Vogue 1874 Pattern features:

The Vogue pattern features two views. 

View A is a long-sleeved version with a longer length.  View B features short sleeves, perfect for warmer weather. The collar is banded.  In the short-sleeved version, there are no sleeves to set.  The front and back pieces make up the sleeve, so this sews up pretty quickly. 

Vogue 1874 in yellow Ankara

This sewing pattern is put together like a bodice.  If you are a beginner, make sure you can sew curves and understand how to make pleats.  

Some cool features of this sewing pattern are that the placket hides the button for a sharp, professional look.  If you made this top in silk (which I don’t know if I’d try), it makes have more drape but would definitely be work or happy-hour ready.  Again, if you are a beginner, this pattern features buttons, buttonholes, and the creation of a placket.  That’s as hard as this pattern gets.

Fabric for Vogue 1874

Try Ankara…

If this is your first time here, you may not understand my obsession with Ankara fabric, but it is an absolute obsession.  I feel like almost any pattern that calls for cotton fabric needs an Ankara experiment.  Why Ankara? Why not? And besides, I love color and pattern. Playing with pattern placement to achieve a whole new look is one of my favorite things about sewing.  I try to figure out what the eye sees and what illusions we can create with color combinations and patterns. Ankara fulfills all my needs to manipulate and distort patterns.

Vogue 1874 pleats up close

The second version I made of this pattern is here.  Check out the gallery post with suggestions. 

I do plan on making this top in a solid. 

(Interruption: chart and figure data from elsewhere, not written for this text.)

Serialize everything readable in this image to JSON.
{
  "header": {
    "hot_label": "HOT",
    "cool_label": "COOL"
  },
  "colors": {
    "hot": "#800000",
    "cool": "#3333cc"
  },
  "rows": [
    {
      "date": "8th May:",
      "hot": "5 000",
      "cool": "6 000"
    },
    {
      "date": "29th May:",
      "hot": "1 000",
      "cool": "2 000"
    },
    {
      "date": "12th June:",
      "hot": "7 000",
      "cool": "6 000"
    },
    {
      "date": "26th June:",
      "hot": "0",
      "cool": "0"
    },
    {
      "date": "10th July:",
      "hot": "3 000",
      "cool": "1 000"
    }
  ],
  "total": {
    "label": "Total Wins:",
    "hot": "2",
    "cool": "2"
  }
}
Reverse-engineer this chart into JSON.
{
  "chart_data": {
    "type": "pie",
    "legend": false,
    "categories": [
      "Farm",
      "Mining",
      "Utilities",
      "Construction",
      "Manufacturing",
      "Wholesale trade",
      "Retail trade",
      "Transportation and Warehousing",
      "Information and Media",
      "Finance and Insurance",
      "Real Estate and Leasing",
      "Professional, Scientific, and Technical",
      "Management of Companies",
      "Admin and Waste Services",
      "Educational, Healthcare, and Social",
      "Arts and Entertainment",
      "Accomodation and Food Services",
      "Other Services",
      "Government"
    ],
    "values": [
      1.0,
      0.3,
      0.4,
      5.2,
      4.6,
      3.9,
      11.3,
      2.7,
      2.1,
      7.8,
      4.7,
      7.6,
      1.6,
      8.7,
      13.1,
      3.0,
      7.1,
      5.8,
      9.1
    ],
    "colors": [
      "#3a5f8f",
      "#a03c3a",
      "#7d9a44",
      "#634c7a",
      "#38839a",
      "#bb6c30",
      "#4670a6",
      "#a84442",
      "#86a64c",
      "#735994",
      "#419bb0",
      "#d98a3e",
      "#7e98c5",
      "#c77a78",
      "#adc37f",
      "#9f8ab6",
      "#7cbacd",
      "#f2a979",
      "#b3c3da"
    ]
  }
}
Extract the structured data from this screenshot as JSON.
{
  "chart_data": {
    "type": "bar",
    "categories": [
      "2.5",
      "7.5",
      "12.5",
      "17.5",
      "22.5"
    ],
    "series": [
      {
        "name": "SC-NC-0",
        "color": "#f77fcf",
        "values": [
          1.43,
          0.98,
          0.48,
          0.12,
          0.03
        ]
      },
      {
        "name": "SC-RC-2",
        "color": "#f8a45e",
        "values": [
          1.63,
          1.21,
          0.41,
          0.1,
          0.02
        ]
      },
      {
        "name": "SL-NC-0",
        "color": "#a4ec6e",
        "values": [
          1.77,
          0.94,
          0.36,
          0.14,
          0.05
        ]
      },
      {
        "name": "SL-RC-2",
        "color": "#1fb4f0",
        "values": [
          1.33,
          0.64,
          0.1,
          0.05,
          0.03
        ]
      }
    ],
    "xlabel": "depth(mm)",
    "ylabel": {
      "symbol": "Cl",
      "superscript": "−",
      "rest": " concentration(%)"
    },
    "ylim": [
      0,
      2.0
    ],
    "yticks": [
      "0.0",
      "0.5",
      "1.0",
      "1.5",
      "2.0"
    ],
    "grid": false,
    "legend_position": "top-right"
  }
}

Sewing Construction Tips for Vogue 1874:

Even though I’ve made plenty of tops and button-up shirts before, somehow, I got hung up on the right-sided placket creation maybe because it was late at night.  Make sure you read the instructions and highlight the key sewing steps. I try not to sew too late at night because that’s when crazy mistakes are made (or so it seems).

Petite adjustments:

I didn’t make any petite adjustments.  Petite sewists should note that there isn’t a lot of room for back-to-waist adjustments without shortening the pleats.  I would worry about distorting the pleats on the pattern.  

Be mindful of your styling if you make the long-sleeved version.  Let’s face it; a small frame can get lost in the pleats and the full sleeves, so proceed with caution.  When I sew the long-sleeved version, I will definitely show some skin on the bottom to balance out the fullness of the top.  I’m thinking shorts or cropped pants and definitely, something slimming. Leggings might work too.

Petite styling tips

This is a stand-alone piece.  I would not add an additional layering piece, such as a cardigan or a blazer. Wear heels and slimming pants to elongate your frame.

I paired my first make with the Hazel heel by Sam Edelman and the  10″ curvy skinny jeans by Madewell.